To get started, below is how I categorize all the people I encounter in my life. This is only a generalization, I don’t necessarily think about what to label people under. I also refer to this as a friendship portfolio.

  • Best Friends: People you’ve known for a long time, trust completely, and can talk to about anything.
  • Close Friends: The main distinction between close friends and best friends is the amount of time you’ve known the person. Close friends are people you haven’t known for that long, but you talk to them everyday and trust them with everything.
  • Friends: People you see around often and are friendly with whenever you see them, but you’re not particularly close to them.
  • Acquaintances: When you hear the word acquaintance, the first thing that pops into your head is probably Facebook friend. The next thing that pops into your head is people you know of, but who never talk to you. And that’s exactly what acquaintances are.
  • The Sea of Unreliability: This phrase is coined by my best friend. “The sea” refers to people you can’t depend on at all, people who only talk to you when they need help with homework, and people who show up to your hangouts half an hour late or who always cancel last minute. You get the general idea.

Of course, the biggest “categories” are acquaintances and possibly the sea of unreliability. It’s much more difficult to make best friends and close friends. You don’t just meet someone and ask, “can you be my best friend?” It simply doesn’t work that way; forming lasting bonds with people takes a lot of time and effort. Unfortunately, it’s even harder to keep in touch with best friends or close friends if you don’t see them everyday.

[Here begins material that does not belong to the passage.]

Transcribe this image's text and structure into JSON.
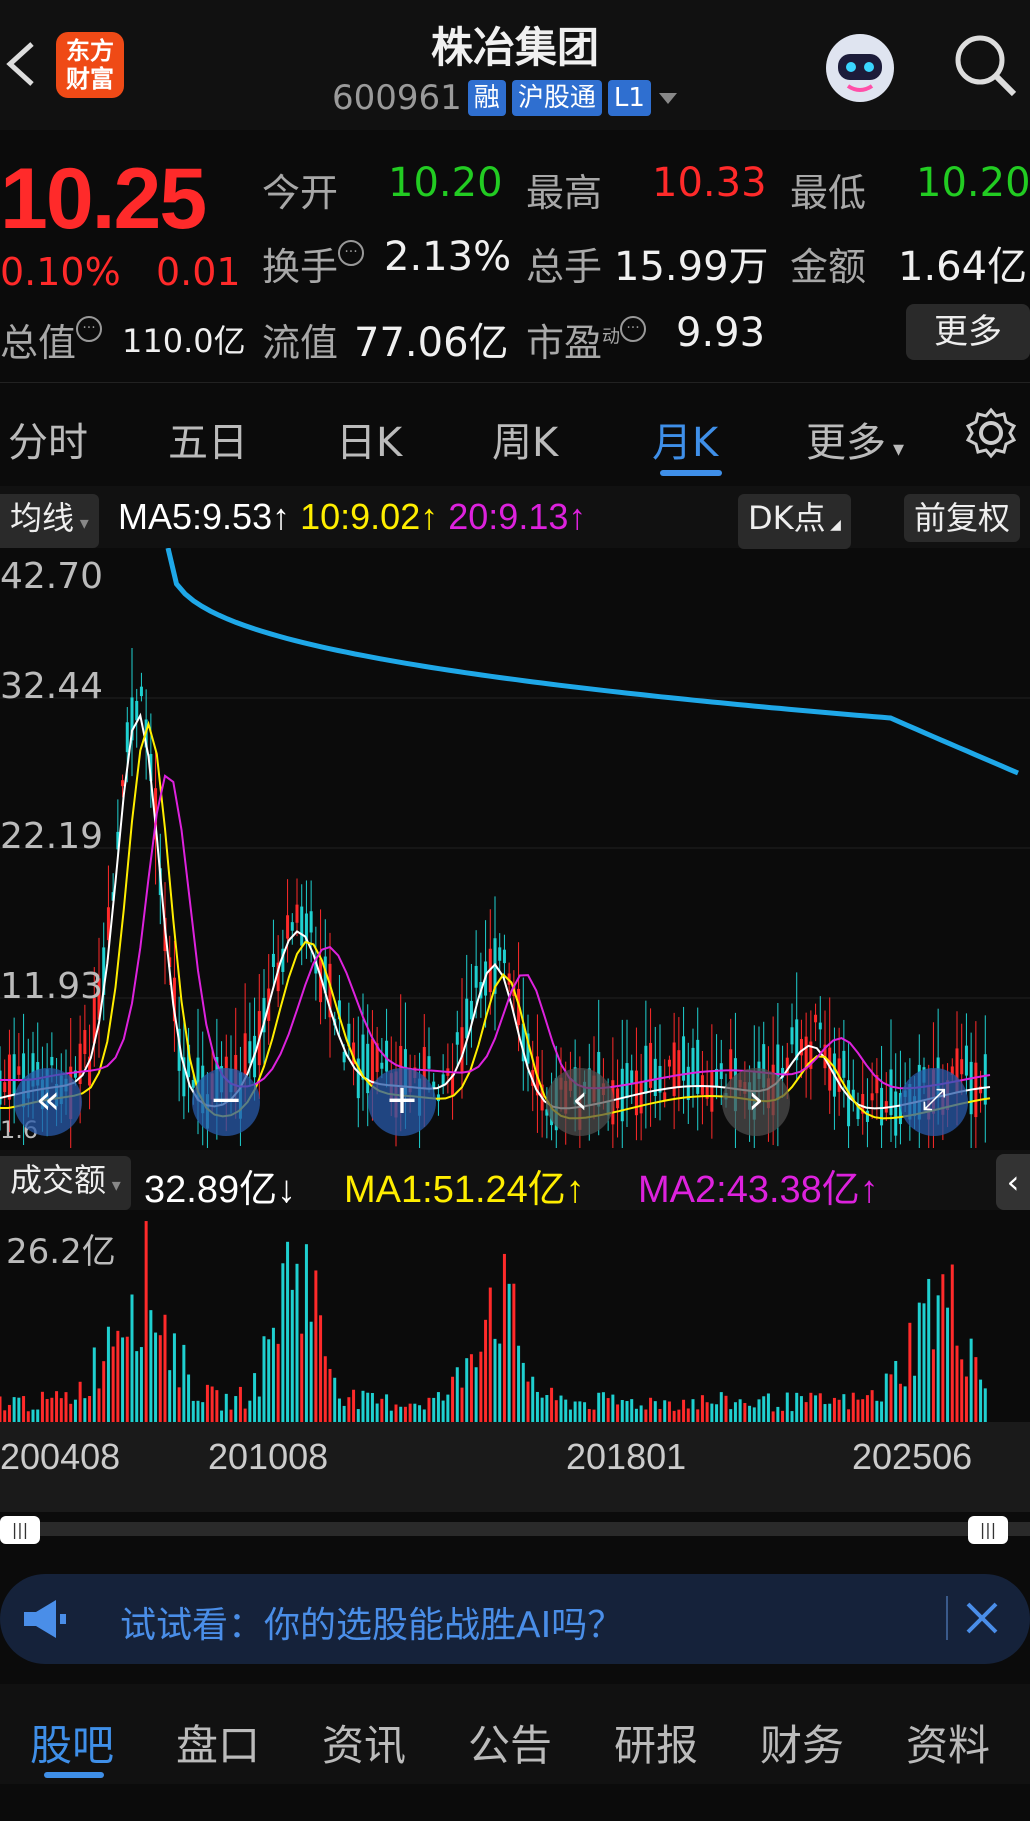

One common problem I’ve helped a lot of my friends with are problems involving their friends: they haven’t talked to a friend in a long time, a friend changed too much and they don’t know if they should continue talking to the friend, etc. I approach these problems by asking my friends what they want in the end, meaning whether they want to stay connected to the person, or not. The next thing I tell them to do is to evaluate their friendship portfolio. This means understanding who your best friends, close friends, friends, and acquaintances are, and who falls in the sea of unreliability.

The first step to creating a friendship portfolio is becoming aware that these “categories” exist. I hate to break it to you, but if you don’t acknowledge that the sea of unreliability exists, then you’re either too nice, oblivious, or you’re part of the sea.
Maybe this will make you reconsider all of your friendships. Or maybe it won’t. I’ll let you decide.